Physics, asked by meenaveen, 3 months ago

When a 50 MVA, 11 kV, 3-phase generator is subjected to a 3-phase fault, the fault current is – j5 pu (per unit). When it is subjected to a line-to-line fault, the positive sequence current is – j4 pu. The positive and negative sequence reactance are respectively​

Answers

Answered by csoumya150
0

Answer:

  j0.2 and 0.05 pu

Answered by nancychaterjeestar29
0

Answer:  j0.2 p.u. and j0.05 p.u.

Concept: For a three-phase fault

                  If(3-Φ) = Ef/X1 = 1/X1

                Line to line fault in b and c phases,

                  I(a1) = Ef/(X1+X2)

Given: The fault current [If(3-Φ)] = –j5 p.u.

The positive sequence current [I(a1)] = –j4 p.u.

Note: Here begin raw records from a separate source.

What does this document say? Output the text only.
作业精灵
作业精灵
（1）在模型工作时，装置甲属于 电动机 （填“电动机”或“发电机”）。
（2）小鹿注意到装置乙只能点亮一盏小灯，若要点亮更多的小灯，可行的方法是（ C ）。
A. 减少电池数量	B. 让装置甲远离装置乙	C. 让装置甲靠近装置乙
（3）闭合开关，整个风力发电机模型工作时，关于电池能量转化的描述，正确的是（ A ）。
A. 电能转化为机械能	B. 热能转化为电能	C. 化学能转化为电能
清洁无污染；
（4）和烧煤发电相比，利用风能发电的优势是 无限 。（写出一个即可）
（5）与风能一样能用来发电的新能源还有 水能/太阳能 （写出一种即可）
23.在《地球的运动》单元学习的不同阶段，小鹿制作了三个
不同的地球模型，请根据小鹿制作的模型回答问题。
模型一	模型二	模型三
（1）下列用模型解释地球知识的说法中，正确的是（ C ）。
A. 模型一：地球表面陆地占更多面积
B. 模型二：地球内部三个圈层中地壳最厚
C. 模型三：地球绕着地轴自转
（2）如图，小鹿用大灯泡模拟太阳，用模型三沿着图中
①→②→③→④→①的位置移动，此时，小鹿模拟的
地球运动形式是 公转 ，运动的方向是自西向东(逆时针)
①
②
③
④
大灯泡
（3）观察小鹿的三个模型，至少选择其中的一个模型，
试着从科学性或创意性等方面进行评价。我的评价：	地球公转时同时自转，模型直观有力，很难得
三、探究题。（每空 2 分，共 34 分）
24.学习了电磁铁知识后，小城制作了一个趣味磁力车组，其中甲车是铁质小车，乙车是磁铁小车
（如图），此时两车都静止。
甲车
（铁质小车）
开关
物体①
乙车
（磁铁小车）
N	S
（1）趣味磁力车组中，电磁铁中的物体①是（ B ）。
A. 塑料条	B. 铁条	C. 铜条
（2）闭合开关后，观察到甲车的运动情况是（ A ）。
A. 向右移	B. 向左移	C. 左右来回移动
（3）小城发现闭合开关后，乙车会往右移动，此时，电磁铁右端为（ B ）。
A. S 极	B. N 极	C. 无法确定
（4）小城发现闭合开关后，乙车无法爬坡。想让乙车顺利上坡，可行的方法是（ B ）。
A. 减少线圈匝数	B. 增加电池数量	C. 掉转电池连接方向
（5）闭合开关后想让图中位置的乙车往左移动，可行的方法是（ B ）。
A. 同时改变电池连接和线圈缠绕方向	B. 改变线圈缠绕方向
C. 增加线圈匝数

To find: The positive and negative sequence reactance’s(X1,X2)

Step by step explanation:

For a three-phase fault

If(3-Φ) = Ef/X1 = 1/X1

-j5 = 1/X1

X1 = -1/j5

X1 = j0.2 p.u.

Line to line fault on b and c phases,

I(a1) = Ef/(X1+X2)

-j4 = 1/(j0.2 + X2)

j0.2 + X2 = -1/j4

X2 = j0.25 - j0.2

X2= j0.05 p.u.

Answer: The positive sequence reactance is (X1) = j0.2 p.u.

The negative sequence reactance is (X2) = j0.05 p.u.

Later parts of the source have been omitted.